[CS.DS] Exploring the Limits of Fast Hypothesis Selection

In the hypothesis selection problem, we are given sample and query access to a finite set of candidate distributions (hypotheses), $\mathcal{H} = \{H_1, \ldots, H_n\}$, and samples from an unknown distribution $P$. The goal is to output a distribution $Q$ whose distance to $P$ is comparable to that of the nearest hypothesis in $\mathcal{H}$.

Specifically, if the minimum distance is $\mathsf{OPT}$, we aim to output $Q$ such that, with probability at least $1-\delta$, its total variation distance to $P$ is at most $C \cdot \mathsf{OPT} + \varepsilon$.

The optimal approximation for proper algorithms (where $Q \in \mathcal{H}$) is $C=3$ using $\Theta(\log(n/\delta)/\varepsilon^2)$ samples from $P$, while for improper algorithms (where $Q$ is not necessarily in $\mathcal{H}$) is $C=2$ using $\tilde{\Theta}(\log(n/\delta)/\varepsilon^2)$ samples from $P$.

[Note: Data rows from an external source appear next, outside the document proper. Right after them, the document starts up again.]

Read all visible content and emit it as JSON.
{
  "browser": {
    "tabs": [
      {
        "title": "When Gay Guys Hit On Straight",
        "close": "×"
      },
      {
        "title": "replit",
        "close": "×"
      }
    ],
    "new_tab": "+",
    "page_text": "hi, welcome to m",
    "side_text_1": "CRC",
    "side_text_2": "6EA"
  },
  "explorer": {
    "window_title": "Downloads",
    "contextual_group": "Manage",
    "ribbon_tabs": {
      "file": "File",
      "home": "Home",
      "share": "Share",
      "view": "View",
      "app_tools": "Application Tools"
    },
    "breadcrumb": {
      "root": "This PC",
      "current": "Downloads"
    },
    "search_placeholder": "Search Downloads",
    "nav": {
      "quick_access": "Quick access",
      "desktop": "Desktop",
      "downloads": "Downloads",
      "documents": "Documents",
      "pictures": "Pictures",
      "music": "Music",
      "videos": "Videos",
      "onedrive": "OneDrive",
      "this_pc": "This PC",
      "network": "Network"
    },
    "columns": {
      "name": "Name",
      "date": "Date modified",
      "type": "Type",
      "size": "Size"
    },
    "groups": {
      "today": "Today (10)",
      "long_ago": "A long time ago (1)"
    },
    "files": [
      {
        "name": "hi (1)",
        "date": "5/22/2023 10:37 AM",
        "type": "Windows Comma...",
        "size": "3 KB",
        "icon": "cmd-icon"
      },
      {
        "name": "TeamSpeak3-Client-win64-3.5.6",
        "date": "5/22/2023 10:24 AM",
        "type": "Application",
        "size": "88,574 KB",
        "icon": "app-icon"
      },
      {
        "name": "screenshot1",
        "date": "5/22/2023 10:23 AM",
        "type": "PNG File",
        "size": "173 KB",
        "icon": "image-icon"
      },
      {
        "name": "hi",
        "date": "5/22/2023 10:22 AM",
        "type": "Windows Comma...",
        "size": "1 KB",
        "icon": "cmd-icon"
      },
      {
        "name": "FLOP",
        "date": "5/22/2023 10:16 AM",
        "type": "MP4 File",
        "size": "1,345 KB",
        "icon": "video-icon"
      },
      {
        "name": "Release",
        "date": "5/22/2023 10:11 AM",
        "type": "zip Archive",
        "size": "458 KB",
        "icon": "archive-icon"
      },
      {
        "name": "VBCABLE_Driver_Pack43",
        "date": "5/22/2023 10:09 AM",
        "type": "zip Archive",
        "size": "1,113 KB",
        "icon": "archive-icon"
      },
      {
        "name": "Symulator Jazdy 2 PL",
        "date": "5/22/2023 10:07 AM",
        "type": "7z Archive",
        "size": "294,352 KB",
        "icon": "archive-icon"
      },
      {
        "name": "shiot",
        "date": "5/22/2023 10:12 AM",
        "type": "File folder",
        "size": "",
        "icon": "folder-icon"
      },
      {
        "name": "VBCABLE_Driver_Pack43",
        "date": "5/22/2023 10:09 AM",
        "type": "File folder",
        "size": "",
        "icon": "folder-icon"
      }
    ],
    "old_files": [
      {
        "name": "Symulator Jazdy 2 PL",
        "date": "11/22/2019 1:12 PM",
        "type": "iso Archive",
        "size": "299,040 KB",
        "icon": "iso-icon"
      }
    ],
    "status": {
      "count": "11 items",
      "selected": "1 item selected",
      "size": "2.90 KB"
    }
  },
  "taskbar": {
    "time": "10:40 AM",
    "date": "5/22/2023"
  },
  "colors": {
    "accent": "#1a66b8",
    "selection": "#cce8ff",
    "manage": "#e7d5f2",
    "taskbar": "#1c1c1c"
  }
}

In the improper setting, the algorithm achieving $C=2$ [Bousquet, Braverman, Kol, Efremenko, Moran, FOCS 2021] runs in time which grows polynomially with $|\mathcal{X}|$ and does not run in finite time for real-valued distributions.

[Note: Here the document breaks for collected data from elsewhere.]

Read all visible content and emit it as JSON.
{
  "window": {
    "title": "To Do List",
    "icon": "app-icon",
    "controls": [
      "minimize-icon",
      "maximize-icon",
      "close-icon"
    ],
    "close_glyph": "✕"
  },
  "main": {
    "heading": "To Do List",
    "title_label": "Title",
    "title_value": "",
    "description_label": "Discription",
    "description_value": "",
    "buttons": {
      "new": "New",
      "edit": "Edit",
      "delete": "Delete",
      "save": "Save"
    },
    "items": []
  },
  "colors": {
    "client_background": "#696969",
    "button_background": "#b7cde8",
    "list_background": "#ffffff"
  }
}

A promising path towards improved runtime is to consider improper algorithms which output a mixture $Q$ of the hypotheses, as such a distribution can be represented in $n$ words of memory.

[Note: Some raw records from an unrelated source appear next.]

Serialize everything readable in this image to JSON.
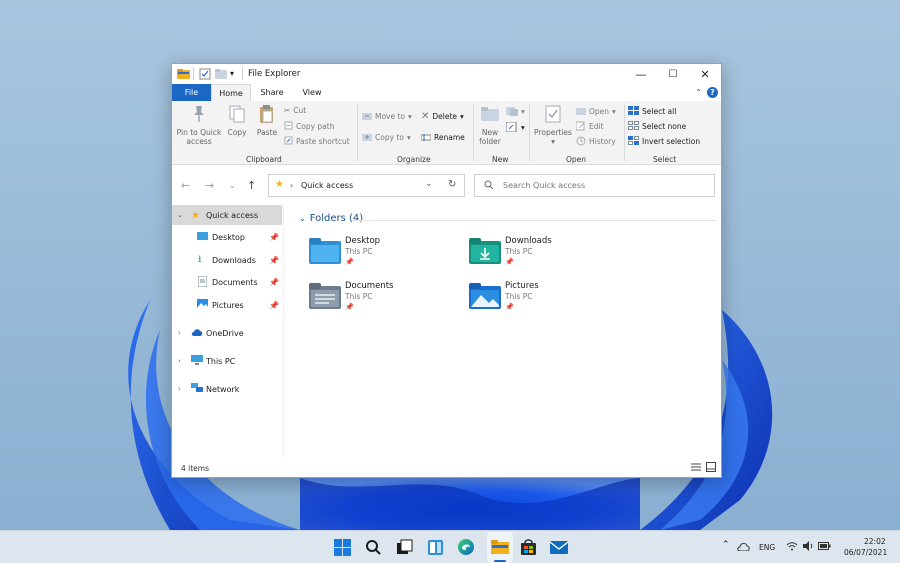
{
  "window": {
    "title": "File Explorer",
    "minimize_glyph": "—",
    "maximize_glyph": "☐",
    "close_glyph": "✕"
  },
  "ribbon": {
    "tabs": {
      "file": "File",
      "home": "Home",
      "share": "Share",
      "view": "View"
    },
    "help": "?",
    "clipboard": {
      "pin_line1": "Pin to Quick",
      "pin_line2": "access",
      "copy": "Copy",
      "paste": "Paste",
      "cut": "Cut",
      "copy_path": "Copy path",
      "paste_shortcut": "Paste shortcut",
      "label": "Clipboard"
    },
    "organize": {
      "move_to": "Move to",
      "copy_to": "Copy to",
      "delete": "Delete",
      "rename": "Rename",
      "label": "Organize"
    },
    "new": {
      "new_folder_line1": "New",
      "new_folder_line2": "folder",
      "label": "New"
    },
    "open": {
      "properties": "Properties",
      "open": "Open",
      "edit": "Edit",
      "history": "History",
      "label": "Open"
    },
    "select": {
      "select_all": "Select all",
      "select_none": "Select none",
      "invert_selection": "Invert selection",
      "label": "Select"
    }
  },
  "address": {
    "separator": "›",
    "location": "Quick access",
    "search_placeholder": "Search Quick access"
  },
  "nav_pane": {
    "quick_access": "Quick access",
    "desktop": "Desktop",
    "downloads": "Downloads",
    "documents": "Documents",
    "pictures": "Pictures",
    "onedrive": "OneDrive",
    "this_pc": "This PC",
    "network": "Network"
  },
  "content": {
    "section_title": "Folders (4)",
    "folders": [
      {
        "name": "Desktop",
        "location": "This PC"
      },
      {
        "name": "Downloads",
        "location": "This PC"
      },
      {
        "name": "Documents",
        "location": "This PC"
      },
      {
        "name": "Pictures",
        "location": "This PC"
      }
    ]
  },
  "status": {
    "item_count": "4 items"
  },
  "taskbar": {
    "language": "ENG",
    "time": "22:02",
    "date": "06/07/2021"
  },
  "colors": {
    "accent": "#1a68c4",
    "selected_nav": "#d9d9d9",
    "folder_blue": "#3aa0de",
    "folder_teal": "#1fa99a"
  }
}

We show (1) a lower bound that no algorithm which outputs a mixture can achieve an approximation better than $C = 3-2/n$ unless the number of samples is polynomial in $|\mathcal{X}|$, and (2) an algorithm which runs in time $\text{poly}(n)$ and achieves the same approximation guarantee.

In the proper setting, [Aliakbarpour, Bun, Smith, NeurIPS 2024] provided an algorithm with $C=3$ running in $\tilde{O}(n/(\delta^3\varepsilon^3))$ time. We improve this time complexity to $\tilde{O}(n/(\delta \varepsilon^2))$, significantly reducing the dependence on the confidence and error parameters.

Blogger's Review: This paper explores the complexity of hypothesis selection and offers new insights for algorithm optimization. The proposed mixture output method, especially in the improper hypothesis context, presents potential efficiency improvements for practical applications, warranting further investigation. Overall, the authors' improvement in time complexity holds significant theoretical and practical implications.